Located at the edge of the coastal plain of Israel, Lydda
was occupied by the British in 1917,and they invested intensively
in developing the city. The year 1948 was the city’s turning
point. The Israeli army occupied the city and its 20,000
inhabitants escaped or were forced to leave. The need for
labor and specific professionals, such as railway workers,
was Israel’s reason for allowing 500 Palestinians to remain
in the city, which was renamed Lod. After the establishment
of the Israeli state, the Palestinians were moved to an
area surrounded by a wire fence. Under constant surveillance,
the daily lives of the Palestinians were controlled, including
their movement and their right to work. “Thus every aspect
of this population’s life was – and still is – under surveillance
including education, social services and above all – spatial
planning,” he adds.
Yacobi notes that since the 1950s “waves of Palestinian
‘internal refugees' have settled in the city.” Today the
Palestinian population of the city has grown to 21 percent,
or about 14,500 inhabitants.
Yacobi found that two areas in Lod are dominated by Palestinians.
These segregated enclaves are the locus of the Palestinian
citizens’ daily lives “and reflect the debate concerning
city space and citizenship as theoretically discussed.”
Lacking basic infrastructure, the spaces are characterized
by massive informal construction.

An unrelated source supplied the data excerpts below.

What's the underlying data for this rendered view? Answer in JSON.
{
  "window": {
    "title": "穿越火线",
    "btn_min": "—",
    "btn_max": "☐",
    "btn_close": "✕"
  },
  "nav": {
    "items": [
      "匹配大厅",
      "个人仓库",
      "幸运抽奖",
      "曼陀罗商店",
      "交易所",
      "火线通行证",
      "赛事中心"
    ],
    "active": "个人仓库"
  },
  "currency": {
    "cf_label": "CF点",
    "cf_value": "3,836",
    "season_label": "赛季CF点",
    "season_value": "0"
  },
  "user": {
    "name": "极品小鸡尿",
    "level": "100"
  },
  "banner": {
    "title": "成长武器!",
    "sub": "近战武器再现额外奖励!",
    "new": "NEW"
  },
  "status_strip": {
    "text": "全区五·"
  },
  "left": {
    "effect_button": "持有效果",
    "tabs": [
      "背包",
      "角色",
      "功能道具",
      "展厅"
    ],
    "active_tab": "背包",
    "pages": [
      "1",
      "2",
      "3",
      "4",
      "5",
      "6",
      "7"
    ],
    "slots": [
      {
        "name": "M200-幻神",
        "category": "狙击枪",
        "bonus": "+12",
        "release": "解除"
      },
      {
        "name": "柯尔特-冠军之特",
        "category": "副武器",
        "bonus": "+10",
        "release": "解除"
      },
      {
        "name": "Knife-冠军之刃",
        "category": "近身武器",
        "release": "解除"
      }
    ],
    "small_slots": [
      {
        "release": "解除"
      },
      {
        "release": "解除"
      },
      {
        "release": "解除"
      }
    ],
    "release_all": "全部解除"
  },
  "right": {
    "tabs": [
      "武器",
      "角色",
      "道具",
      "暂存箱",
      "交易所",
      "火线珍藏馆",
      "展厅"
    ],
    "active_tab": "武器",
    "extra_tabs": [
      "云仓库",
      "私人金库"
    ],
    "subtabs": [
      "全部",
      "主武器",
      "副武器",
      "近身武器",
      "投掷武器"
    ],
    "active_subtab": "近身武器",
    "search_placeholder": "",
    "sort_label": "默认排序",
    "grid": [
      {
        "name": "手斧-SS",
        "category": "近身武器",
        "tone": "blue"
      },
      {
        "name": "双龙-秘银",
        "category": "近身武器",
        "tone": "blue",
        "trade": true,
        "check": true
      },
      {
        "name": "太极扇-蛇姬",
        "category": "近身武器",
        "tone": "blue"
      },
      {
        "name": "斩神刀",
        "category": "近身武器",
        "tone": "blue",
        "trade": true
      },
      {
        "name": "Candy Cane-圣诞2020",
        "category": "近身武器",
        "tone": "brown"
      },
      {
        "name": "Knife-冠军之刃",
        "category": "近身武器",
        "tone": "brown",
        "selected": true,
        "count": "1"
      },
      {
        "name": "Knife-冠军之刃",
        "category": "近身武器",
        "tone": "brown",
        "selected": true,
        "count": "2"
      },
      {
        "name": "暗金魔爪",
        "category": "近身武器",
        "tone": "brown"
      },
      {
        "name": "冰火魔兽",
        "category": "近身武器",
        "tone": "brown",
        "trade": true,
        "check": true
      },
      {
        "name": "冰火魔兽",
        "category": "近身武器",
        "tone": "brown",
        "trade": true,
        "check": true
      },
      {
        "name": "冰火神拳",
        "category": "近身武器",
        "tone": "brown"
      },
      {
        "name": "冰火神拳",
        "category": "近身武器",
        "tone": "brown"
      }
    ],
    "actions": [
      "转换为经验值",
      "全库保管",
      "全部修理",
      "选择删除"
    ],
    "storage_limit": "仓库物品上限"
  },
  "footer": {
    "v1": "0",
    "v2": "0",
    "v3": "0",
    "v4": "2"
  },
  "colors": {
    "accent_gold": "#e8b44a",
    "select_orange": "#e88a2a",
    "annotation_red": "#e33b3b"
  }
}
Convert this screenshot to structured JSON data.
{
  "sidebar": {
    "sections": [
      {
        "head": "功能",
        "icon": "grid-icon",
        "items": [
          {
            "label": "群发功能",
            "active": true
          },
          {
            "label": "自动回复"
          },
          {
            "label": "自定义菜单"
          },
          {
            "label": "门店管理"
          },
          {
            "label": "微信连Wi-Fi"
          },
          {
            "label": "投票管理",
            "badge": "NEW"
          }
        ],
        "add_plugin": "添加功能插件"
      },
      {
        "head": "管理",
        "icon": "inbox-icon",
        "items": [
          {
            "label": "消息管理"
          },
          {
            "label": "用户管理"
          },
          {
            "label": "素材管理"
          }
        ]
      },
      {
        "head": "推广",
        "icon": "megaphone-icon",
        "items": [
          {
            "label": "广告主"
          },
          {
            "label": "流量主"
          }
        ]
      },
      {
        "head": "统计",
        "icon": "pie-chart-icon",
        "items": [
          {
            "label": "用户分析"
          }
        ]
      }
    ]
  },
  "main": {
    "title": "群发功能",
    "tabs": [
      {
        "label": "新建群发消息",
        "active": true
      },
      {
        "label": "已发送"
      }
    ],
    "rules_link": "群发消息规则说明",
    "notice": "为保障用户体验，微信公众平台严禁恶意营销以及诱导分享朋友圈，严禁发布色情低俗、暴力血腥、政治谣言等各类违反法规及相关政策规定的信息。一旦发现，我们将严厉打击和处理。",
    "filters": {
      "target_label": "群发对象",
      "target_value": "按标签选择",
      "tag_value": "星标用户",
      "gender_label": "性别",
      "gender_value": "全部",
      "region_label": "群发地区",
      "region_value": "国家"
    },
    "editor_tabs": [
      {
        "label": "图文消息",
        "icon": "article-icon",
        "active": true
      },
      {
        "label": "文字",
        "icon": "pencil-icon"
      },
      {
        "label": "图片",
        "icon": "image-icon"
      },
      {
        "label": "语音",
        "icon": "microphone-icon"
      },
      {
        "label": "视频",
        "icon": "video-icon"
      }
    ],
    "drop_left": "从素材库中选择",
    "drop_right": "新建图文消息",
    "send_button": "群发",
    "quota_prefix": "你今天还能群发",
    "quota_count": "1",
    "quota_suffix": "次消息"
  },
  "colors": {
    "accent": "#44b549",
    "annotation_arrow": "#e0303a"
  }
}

According to Yacobi’s
estimation, “65 percent of the Palestinian population in
the city lives in ‘illegal’ structures.” As in other mixed
cities in Israel, “this demographic flow embodies political,
cultural, and economic tensions that are expressed spatially.

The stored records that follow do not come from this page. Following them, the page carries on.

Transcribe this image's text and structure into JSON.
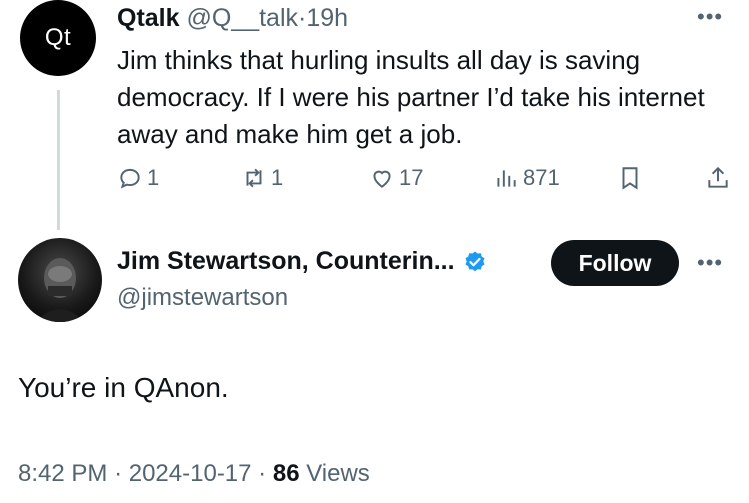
{
  "quoted_tweet": {
    "avatar_text": "Qt",
    "name": "Qtalk",
    "handle": "@Q__talk",
    "separator": "·",
    "time": "19h",
    "more_icon": "more-horizontal-icon",
    "text": "Jim thinks that hurling insults all day is saving democracy. If I were his partner I’d take his internet away and make him get a job.",
    "actions": {
      "replies": "1",
      "reposts": "1",
      "likes": "17",
      "views": "871"
    }
  },
  "reply_tweet": {
    "name": "Jim Stewartson, Counterin...",
    "verified_icon": "verified-badge-icon",
    "handle": "@jimstewartson",
    "follow_label": "Follow",
    "text": "You’re in QAnon.",
    "time": "8:42 PM",
    "separator": "·",
    "date": "2024-10-17",
    "separator2": "·",
    "views_count": "86",
    "views_label": "Views"
  },
  "colors": {
    "text_primary": "#0f1419",
    "text_secondary": "#536471",
    "verified_blue": "#1d9bf0",
    "follow_bg": "#0f1419"
  }
}
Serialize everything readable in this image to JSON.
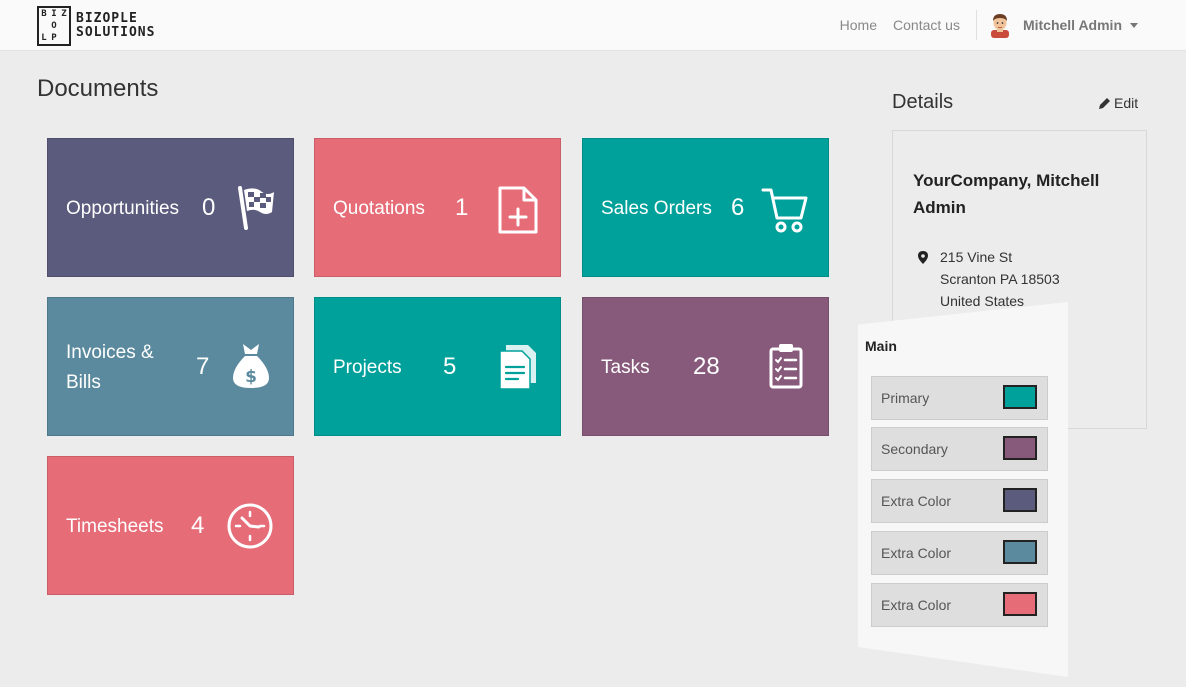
{
  "brand": {
    "logo_letters": [
      "B",
      "I",
      "Z",
      "",
      "O",
      "",
      "L",
      "P",
      ""
    ],
    "name_line1": "BIZOPLE",
    "name_line2": "SOLUTIONS"
  },
  "nav": {
    "home": "Home",
    "contact": "Contact us",
    "user": "Mitchell Admin"
  },
  "page": {
    "title": "Documents"
  },
  "tiles": [
    {
      "label": "Opportunities",
      "count": "0",
      "icon": "checkered-flag-icon",
      "color": "#5b5b7d"
    },
    {
      "label": "Quotations",
      "count": "1",
      "icon": "new-document-icon",
      "color": "#e66c77"
    },
    {
      "label": "Sales Orders",
      "count": "6",
      "icon": "shopping-cart-icon",
      "color": "#00a19a"
    },
    {
      "label": "Invoices &",
      "label2": "Bills",
      "count": "7",
      "icon": "money-bag-icon",
      "color": "#5b8a9e"
    },
    {
      "label": "Projects",
      "count": "5",
      "icon": "documents-icon",
      "color": "#00a19a"
    },
    {
      "label": "Tasks",
      "count": "28",
      "icon": "clipboard-checklist-icon",
      "color": "#875a7b"
    },
    {
      "label": "Timesheets",
      "count": "4",
      "icon": "clock-icon",
      "color": "#e66c77"
    }
  ],
  "details": {
    "title": "Details",
    "edit": "Edit",
    "company": "YourCompany, Mitchell Admin",
    "address": [
      "215 Vine St",
      "Scranton PA 18503",
      "United States"
    ]
  },
  "color_panel": {
    "title": "Main",
    "rows": [
      {
        "label": "Primary",
        "color": "#00a19a"
      },
      {
        "label": "Secondary",
        "color": "#875a7b"
      },
      {
        "label": "Extra Color",
        "color": "#5b5b7d"
      },
      {
        "label": "Extra Color",
        "color": "#5b8a9e"
      },
      {
        "label": "Extra Color",
        "color": "#e66c77"
      }
    ]
  }
}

In the city of Lod, within the same city, two separate 'places'
exist.”
Policy toward the Palestinian citizens of Lod, Yacobi says,
has not changed over the years: “They are still the enemies,
subjects of spatial and demographic oppression.”
Yacobi contends that this spatial organization of the city
is not a natural process reflecting solely economic differences.
“Rather, it is integrated into unequal urban niches that
spatially express power relations,” he asserts. “These segregated
battlefields are the locations in which struggles for the
right to the city take place. Hence, understanding the patterns
of segregation in housing, economic activities and everyday
life is tightly linked with the analysis of minority-majority
power relations.”
The relevance of Yacobi’s work has become apparent notes
one of his former teachers, Ronaldo Ramirez of University
College London, “as the extreme rigidity of housing solutions
– that tend to ignore the social and cultural peculiarities
of minority groups, migrants, etc. – has led to an enormous
waste of resources and serious social conflicts in many
countries.”
Associate Professor Oren Yiftachel, chair of the Department
of Geography and Environmental Development at Ben-Gurion
University, argues that Yacobi’s research has uncovered
“a vast pool of original, primary material.” Yacobi received
a bachelor of architecture degree from Bezalel Academy of
Art and Design in Jerusalem and a M.Sc. in international
housing studies from University College London. He teaches
a course on urban development at Ben-Gurion Univeristy and
is a lecturer at the Academy of Art and Design. He formerly
worked as an architect for St. Yves Human Rights Organization
on a self-help housing project for the Jahelin Bedouin tribe.